George Harrison - Eric Clapton - Split

(Credits: Far Out / Alamy / Eric Clapton)

Sat 27 September 2025 16:40, UK

Guitar virtuoso Eric Clapton really didn’t deserve George Harrison’s friendship.

The pair’s friendship went back to the peak of Beatlemania. Supporting the Fab Four at London’s Hammersmith Odeon in 1964 as support with The Yardbirds, a rock comradeship would develop across the years, leading to Clapton’s invitation to lay down ‘While My Guitar Gently Weeps’ scorching solo, and Harrison co-writing Cream’s final single ‘Badge’ the following year.

Fractures began to emerge, however. As The Beatles were all but dissolved in 1970, Clapton was privately struck with cupid’s arrow toward Harrison’s wife of four years, Pattie Boyd, the subject behind Abbey Road’s immortal ‘Something’ love song. Burning with unrequited passion, Clapton slyly asked Boyd to meet him in secret at a South Kensington flat to hear a recent cut from his latest Derek and the Dominoes project. “He switched on the tape machine, turned up the volume and played me the most powerful, moving song I had ever heard,” Boyd recalled in 2007’s Wonderful Today memoir. “It was ‘Layla.’”

Clapton’s passionate howl of a song obviously planted a seed. That night, during a gathering at manager Robert Stigwood’s house, Harrison sought out Boyd, only to find her seemingly in deep conversation with the former Cream guitarist.

“George came over and demanded, ‘What’s going on?’, Boyd recalled. To my horror, Eric said, ‘I have to tell you, man, that I’m in love with your wife.’ I wanted to die. George was furious. He turned to me and said: ‘Well, are you going with him or coming with me?’” Boyd decided to go home with Harrison right then and there.

As the years passed, Boyd and Harrison’s marriage would hit ever-rockier waters.

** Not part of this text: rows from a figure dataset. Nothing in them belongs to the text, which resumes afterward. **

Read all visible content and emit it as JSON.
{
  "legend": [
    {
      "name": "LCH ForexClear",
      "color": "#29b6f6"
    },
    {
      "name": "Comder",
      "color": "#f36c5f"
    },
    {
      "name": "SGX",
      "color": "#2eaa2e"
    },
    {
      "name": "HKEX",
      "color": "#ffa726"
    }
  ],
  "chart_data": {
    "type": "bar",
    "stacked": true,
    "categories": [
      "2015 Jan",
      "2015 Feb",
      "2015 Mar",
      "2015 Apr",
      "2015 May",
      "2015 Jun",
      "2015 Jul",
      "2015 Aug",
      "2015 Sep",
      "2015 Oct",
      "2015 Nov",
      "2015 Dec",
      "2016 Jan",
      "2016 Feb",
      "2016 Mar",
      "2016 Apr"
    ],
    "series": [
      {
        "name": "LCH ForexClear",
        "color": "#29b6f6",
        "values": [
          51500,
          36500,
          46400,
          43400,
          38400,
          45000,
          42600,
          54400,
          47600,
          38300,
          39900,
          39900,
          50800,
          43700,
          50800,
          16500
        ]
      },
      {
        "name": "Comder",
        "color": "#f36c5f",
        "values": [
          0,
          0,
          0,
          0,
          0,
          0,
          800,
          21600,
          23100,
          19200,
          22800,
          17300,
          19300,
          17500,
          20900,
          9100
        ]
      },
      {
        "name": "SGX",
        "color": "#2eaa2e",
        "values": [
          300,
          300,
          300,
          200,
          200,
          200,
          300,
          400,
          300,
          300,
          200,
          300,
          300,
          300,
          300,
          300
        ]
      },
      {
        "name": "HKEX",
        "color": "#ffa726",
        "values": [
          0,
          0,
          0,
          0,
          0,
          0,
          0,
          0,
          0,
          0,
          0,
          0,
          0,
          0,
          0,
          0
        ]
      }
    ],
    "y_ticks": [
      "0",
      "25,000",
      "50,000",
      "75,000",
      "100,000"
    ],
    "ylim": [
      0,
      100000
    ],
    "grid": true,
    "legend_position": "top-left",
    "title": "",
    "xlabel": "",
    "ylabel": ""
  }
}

Harrison’s devotion to Indian spirituality began to alienate Boyd, and difficulties in starting a family, as well as mutual affairs with future Rolling Stone Ronnie Wood—as alleged in his Ronnie: The Autobiography—and Ringo Starr’s wife, Maureen, began to take their toll. Clapton’s unrequited feelings spelled a period of depression, locking himself away in his Hurtwood Edge mansion in Surrey and snorting heroin most days.

In 1974, Clapton turned up drunk at the couple’s Friar Park estate, lost in his infatuation. Harrison’s response was to engage in a rock battle. “George handed him a guitar and an amp—as an 18th-century gentleman might have handed his rival a sword—and for two hours, without a word, they duelled,” Boyd recalled. “At the end, nothing was said but the general feeling was that Eric had won. He hadn’t allowed himself to get riled or go in for instrumental gymnastics as George had. Even when he was drunk, his guitar-playing was unbeatable”.

Actor John Hurt was also present, stating the clash was “extraordinary… The air was electric. Nobody dare say a word,” but Clapton always minimised the anecdote. Boyd and Clapton would eventually wed in 1979, and his alcoholism, affairs, and admitted instances of abuse would result in her walking away eight years later. With Clapton candidly revealing his brotherly affection for the former Beatle over the years, Boyd has mused whether such desires for her were born from a sibling-like competition, stating in 2006’s Layla and Other Assorted Love Songs book: “Eric just wanted what George had”.